We are working on integrating these methods to the SimG rid tool to make them more accessible to non-experts. The expected benefit of such an integration is that programmers can complement simulation runs by exhaustive state space exploration in order to detect defects that would be hard to reproduce by testing. Indeed, a simulation platform provides a controlled execution environment that mediates interactions between processes, and between processes and the environment, and thus provides the basic functionality for implementing a model checker. The principal challenge is the state explosion problem, as a naive approach to systematic generation of all possible process interleavings would be infeasible beyond the most trivial programs. Moreover, it is impractical to store the set of global system states that have already been visited: the programs under analysis are arbitrary C programs with full access to the heap, making even a hashed representation of system states very difficult and costly to implement.

Grid'5000

Grid'5000 is a scientific testbed for experimenting with a large variety of types of distributed systems, such as High Performance Computing, Clouds, P2P or Grids. It provides a unique combination of features to its users:

  • deployment of user-provided operating system on bare hardware, with the Kadeploy tool developed in our team

  • access to various technologies (CPUs, high performance networks, etc.) at a large scale

  • dedicated network backbone, with monitoring and isolation features

  • programmable API, for scripted experiments.

Grid'5000 is currently composed of 11 sites (one in Nancy, managed by our team, and two geographically close to Nancy, in Reims and Luxembourg). The Nancy site is one of the most important, both in terms of number of nodes and cores, and in terms of contribution to the technical team.

With this combination of features, Grid'5000 is a world-leading testbed for research in its field, and plays a central role in our work on experimentation methodologies.

Emulation

Experimental testbeds such as Grid'5000 provide a stable environment which is important to allow reproducible experiments. However, sometimes, the experimental conditions provided by the testbed do not match the conditions required by an experiment, in terms of computing power, network bandwidth, latency and topology, etc.

We are working on a software tool called Distem (see  5.2 ) based on another tool that we developed previously, Wrekavoc (see  5.3 ). The goal of Distem is to emulate a heterogeneous environment consisting of nodes of different compute and memory capacity and varying network bandwidth and latency. On such an emulated environment, it is possible to execute a real, unmodified application.

Distem uses homogeneous Linux clusters and achieves this emulation by controlling the heterogeneity of a given platform by degrading CPU and network of each node composing this platform.

InterCell

Intercell aims at setting up a cluster (256 PCs) for interactive fine grain computation. It is granted by the Lorraine Region (CPER 2007), and managed at the Metz campus of SUPÉLEC.

The purpose is to allow easy fine grain parallel design, providing interactive tools for the visualization and the management of the execution (debug, step by step, etc).
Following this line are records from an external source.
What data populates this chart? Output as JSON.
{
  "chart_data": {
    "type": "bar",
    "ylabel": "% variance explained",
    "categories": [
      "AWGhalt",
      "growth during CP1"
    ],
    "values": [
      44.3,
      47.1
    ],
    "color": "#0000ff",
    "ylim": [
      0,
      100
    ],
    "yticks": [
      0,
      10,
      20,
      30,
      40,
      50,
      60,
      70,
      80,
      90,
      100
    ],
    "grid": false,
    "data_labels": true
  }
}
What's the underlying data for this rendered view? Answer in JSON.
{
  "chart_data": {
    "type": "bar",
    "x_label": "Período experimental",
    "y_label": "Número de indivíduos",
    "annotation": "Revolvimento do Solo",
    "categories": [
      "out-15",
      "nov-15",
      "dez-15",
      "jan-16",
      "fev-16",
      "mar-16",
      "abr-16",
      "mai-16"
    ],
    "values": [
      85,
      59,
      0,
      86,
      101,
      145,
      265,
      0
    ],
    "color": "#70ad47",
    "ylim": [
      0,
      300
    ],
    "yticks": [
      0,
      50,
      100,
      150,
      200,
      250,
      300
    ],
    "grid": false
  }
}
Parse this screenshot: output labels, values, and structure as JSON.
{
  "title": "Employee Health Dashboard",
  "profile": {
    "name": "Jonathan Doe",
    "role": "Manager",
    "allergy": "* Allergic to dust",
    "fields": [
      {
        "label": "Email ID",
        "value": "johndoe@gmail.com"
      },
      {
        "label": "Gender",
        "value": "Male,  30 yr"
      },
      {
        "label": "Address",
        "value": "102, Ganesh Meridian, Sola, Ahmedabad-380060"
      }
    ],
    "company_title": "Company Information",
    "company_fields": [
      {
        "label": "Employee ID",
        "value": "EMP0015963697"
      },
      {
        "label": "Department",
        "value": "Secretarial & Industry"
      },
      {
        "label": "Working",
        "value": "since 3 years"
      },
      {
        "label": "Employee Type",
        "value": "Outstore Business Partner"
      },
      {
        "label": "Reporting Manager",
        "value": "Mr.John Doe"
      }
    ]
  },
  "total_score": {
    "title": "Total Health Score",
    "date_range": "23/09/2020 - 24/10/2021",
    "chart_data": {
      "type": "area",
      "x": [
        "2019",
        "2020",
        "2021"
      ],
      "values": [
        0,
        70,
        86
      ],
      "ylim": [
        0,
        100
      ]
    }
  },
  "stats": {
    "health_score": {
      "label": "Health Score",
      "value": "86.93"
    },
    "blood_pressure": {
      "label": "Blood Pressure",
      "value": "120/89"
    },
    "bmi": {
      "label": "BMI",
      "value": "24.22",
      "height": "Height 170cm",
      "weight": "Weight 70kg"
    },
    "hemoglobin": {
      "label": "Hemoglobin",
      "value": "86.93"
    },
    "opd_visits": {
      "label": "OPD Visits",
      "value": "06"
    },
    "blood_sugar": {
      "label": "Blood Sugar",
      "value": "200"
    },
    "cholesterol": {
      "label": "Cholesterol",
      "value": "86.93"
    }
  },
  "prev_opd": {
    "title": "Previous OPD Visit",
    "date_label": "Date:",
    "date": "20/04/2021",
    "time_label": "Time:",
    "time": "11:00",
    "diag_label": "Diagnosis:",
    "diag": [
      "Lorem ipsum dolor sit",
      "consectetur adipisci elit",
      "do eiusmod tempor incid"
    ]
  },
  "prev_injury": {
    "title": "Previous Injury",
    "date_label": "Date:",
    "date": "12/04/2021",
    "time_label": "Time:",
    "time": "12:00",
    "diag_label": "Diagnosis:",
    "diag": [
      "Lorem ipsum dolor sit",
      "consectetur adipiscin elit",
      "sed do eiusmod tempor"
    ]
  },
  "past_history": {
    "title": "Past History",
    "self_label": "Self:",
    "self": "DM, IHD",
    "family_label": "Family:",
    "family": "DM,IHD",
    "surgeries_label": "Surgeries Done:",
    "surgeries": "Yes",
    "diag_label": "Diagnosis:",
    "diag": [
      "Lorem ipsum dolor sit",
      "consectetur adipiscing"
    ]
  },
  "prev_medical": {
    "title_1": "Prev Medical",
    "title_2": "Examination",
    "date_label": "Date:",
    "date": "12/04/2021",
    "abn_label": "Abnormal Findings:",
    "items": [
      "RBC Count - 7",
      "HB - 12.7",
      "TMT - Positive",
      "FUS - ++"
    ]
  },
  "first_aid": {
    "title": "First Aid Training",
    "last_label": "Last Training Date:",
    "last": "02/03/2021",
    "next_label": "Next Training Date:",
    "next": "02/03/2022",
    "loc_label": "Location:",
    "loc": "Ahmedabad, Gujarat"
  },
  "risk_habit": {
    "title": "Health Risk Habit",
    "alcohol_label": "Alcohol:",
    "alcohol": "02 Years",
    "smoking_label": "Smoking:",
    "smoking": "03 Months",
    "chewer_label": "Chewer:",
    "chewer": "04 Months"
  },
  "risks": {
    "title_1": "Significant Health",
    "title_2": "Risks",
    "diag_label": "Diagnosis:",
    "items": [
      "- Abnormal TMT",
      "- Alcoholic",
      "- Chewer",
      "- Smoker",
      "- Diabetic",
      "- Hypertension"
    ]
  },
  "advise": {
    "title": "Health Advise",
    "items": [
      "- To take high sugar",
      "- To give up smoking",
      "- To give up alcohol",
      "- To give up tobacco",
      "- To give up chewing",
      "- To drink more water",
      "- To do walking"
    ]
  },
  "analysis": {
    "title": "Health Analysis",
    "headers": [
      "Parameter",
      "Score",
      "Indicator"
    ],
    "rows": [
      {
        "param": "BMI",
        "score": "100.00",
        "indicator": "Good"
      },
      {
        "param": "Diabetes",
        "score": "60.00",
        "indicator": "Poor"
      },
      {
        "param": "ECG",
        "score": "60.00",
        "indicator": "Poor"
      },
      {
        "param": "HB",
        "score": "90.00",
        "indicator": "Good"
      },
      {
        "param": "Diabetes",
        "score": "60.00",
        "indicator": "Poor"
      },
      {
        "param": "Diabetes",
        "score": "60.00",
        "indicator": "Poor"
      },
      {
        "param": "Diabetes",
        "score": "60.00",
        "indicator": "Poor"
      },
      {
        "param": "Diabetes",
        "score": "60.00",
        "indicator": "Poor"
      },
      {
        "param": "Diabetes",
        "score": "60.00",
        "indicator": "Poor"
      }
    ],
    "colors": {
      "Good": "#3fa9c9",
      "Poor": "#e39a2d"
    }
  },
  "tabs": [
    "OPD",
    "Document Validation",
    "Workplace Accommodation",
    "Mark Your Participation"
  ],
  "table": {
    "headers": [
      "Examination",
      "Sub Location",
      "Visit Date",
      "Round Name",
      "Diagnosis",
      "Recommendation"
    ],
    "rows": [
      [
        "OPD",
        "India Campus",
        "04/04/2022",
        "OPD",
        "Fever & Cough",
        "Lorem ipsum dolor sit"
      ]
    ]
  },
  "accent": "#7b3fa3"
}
The parallelization effort is not visible to the user, since InterCell relies on the dedicated parXXL framework, see  5.1 below. Among the applications that are tested is the interactive simulation of PDEs in physics, based on the Escapade project, see [29] .

Experimental platform of GPU clusters

We participate in the scientific exploitation of two experimental 16-node clusters of GPUs that are installed at the SUPÉLEC Metz site. One cluster has already GPU with "FERMI" architecture, and the second should be updated at the beginning of 2012. This platform allows the experimentation of scientific programming on GPU ("GPGPU"), and to track computing and energetic performances, with specific monitoring hardware. Development environments available on these GPU clusters are mainly the gcc suite and its OpenMP library, OpenMPI and the CUDA environment of nVIDIA's nvcc compiler.